Par Didier Mbongomingi
Sur les marchés financiers internationaux, les richesses naturelles d’un pays ne suffisent plus à rassurer les investisseurs. La véritable richesse d’un État réside désormais dans sa crédibilité. Celle-ci ne s’inscrit dans aucun bilan comptable, mais elle détermine pourtant le coût auquel un pays emprunte, sa capacité à attirer les capitaux étrangers et la confiance que lui accordent les institutions financières internationales. Cette crédibilité se construit lentement, mais elle peut être fragilisée en quelques jours par une décision administrative, une polémique institutionnelle ou une procédure judiciaire mal perçue.
L’affaire ayant impliqué l’ancien inspecteur général des finances, Jules Alingete, et Rawbank, avant que tous deux ne soient finalement mis hors de cause par la justice, dépasse ainsi le simple cadre judiciaire. Au-delà des responsabilités individuelles, qui relèvent exclusivement des juridictions compétentes, cette séquence invite à une réflexion plus large : dans quelle mesure certaines décisions institutionnelles peuvent-elles affecter l’image financière d’un pays engagé dans une stratégie de reconquête de la confiance des investisseurs ?

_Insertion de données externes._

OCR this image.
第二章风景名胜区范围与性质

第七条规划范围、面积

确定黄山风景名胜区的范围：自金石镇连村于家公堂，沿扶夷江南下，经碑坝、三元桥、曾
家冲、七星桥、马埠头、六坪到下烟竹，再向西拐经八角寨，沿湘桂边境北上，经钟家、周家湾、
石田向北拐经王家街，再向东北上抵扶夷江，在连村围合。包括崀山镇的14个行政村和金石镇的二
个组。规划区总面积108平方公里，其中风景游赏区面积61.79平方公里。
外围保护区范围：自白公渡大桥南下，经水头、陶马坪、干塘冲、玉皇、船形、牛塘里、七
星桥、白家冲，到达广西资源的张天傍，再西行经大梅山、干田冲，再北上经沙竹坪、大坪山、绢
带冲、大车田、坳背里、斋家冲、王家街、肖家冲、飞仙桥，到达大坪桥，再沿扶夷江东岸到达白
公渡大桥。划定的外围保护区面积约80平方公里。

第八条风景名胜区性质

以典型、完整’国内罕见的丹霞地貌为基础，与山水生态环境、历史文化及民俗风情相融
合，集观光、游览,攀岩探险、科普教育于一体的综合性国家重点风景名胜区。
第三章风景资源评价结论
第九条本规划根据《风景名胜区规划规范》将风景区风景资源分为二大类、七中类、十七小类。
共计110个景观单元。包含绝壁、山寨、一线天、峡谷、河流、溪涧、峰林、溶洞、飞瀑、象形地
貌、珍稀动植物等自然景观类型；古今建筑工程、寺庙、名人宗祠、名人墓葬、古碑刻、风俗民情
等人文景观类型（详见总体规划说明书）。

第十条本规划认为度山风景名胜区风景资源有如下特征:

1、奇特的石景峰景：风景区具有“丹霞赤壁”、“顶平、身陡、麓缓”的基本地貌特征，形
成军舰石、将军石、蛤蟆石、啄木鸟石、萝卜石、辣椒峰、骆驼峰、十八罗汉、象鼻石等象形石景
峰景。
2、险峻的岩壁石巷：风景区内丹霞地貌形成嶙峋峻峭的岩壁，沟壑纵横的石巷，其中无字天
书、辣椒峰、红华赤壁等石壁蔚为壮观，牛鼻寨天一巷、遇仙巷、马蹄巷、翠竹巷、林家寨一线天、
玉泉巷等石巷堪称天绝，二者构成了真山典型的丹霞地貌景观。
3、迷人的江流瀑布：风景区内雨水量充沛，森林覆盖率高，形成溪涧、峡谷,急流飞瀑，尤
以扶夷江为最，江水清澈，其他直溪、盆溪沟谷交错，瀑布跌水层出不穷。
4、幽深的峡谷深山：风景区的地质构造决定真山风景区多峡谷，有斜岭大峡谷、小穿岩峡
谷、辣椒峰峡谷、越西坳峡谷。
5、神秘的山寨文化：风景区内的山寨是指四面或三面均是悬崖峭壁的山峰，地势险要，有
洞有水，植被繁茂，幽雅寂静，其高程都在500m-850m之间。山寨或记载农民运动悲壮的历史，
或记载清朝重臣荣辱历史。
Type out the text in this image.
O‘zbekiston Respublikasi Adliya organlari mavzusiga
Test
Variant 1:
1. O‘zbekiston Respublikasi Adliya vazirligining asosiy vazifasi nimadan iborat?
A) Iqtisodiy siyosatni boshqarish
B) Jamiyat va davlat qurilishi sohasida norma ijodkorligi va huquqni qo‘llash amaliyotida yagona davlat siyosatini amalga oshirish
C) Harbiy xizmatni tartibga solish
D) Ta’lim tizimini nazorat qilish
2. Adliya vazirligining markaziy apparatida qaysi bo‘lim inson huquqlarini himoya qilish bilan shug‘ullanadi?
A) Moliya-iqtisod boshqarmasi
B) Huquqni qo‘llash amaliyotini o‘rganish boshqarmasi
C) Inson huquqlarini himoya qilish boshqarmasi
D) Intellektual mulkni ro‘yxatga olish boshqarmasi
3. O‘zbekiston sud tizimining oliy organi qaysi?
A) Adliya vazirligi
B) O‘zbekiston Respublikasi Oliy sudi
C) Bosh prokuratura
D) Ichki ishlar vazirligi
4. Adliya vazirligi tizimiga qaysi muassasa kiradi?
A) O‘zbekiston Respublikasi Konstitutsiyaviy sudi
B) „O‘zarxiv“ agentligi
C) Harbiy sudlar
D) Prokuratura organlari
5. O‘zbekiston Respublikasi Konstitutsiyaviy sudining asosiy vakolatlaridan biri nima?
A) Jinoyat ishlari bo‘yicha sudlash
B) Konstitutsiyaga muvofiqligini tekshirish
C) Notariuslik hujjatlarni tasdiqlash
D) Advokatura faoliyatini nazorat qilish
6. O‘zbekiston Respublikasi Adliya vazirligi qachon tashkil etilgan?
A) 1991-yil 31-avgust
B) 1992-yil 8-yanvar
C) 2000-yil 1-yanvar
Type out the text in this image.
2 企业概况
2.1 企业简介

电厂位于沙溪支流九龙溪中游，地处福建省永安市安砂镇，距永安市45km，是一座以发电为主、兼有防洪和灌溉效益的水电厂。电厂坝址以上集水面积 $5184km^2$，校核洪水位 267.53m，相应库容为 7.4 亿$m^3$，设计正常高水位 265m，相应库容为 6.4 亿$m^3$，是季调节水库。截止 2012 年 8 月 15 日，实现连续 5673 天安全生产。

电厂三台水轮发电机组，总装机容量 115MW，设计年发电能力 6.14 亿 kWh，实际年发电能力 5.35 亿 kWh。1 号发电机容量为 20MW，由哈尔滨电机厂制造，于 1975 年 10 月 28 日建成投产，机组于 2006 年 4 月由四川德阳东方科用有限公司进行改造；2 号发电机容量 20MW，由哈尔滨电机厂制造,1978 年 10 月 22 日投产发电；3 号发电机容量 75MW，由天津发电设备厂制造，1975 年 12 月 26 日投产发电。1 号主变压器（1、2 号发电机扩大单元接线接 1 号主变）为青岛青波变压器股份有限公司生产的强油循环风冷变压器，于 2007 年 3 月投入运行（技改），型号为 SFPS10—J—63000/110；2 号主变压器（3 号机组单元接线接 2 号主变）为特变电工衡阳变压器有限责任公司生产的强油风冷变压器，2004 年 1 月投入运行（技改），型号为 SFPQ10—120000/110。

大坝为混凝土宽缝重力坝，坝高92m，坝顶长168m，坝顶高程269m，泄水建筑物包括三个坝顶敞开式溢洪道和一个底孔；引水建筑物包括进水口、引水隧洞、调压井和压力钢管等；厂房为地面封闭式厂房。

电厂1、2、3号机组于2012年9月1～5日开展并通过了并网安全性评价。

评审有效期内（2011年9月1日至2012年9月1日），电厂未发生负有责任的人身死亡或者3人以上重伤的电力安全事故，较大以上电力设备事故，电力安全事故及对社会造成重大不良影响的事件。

Depuis plusieurs années, la République démocratique du Congo s’efforce d’améliorer sa gouvernance économique, de renforcer la transparence des finances publiques et de convaincre les marchés internationaux qu’elle constitue une destination crédible pour les investissements. Ce travail mobilise le gouvernement, la Banque centrale, les administrations financières ainsi que de nombreux partenaires techniques et financiers. Il exige des années de réformes, de discipline budgétaire et de stabilité institutionnelle. Pourtant, il suffit parfois qu’un doute s’installe sur la sécurité juridique ou la cohérence des institutions pour que les investisseurs deviennent plus prudents.
Les marchés financiers fonctionnent moins sur les certitudes que sur la perception du risque. Les agences de notation, les banques d’investissement et les grands fonds internationaux analysent non seulement les indicateurs macroéconomiques, mais aussi la qualité des institutions, la prévisibilité des décisions publiques et la sécurité juridique des acteurs économiques. Dès lors, toute affaire fortement médiatisée susceptible de susciter des interrogations sur la stabilité institutionnelle peut, qu’elle soit fondée ou non, produire des effets dépassant largement son objet initial.
Les conséquences financières peuvent être considérables. À titre d’illustration, une hausse d’un seul point de pourcentage du coût d’un emprunt obligataire international d’un milliard de dollars représenterait environ dix millions de dollars d’intérêts supplémentaires chaque année, soit près de cent millions de dollars sur une décennie. Sans prétendre établir un lien direct entre une affaire particulière et une telle évolution, cet exemple montre combien la confiance constitue aujourd’hui un actif économique stratégique dont la valeur se chiffre parfois en centaines de millions de dollars.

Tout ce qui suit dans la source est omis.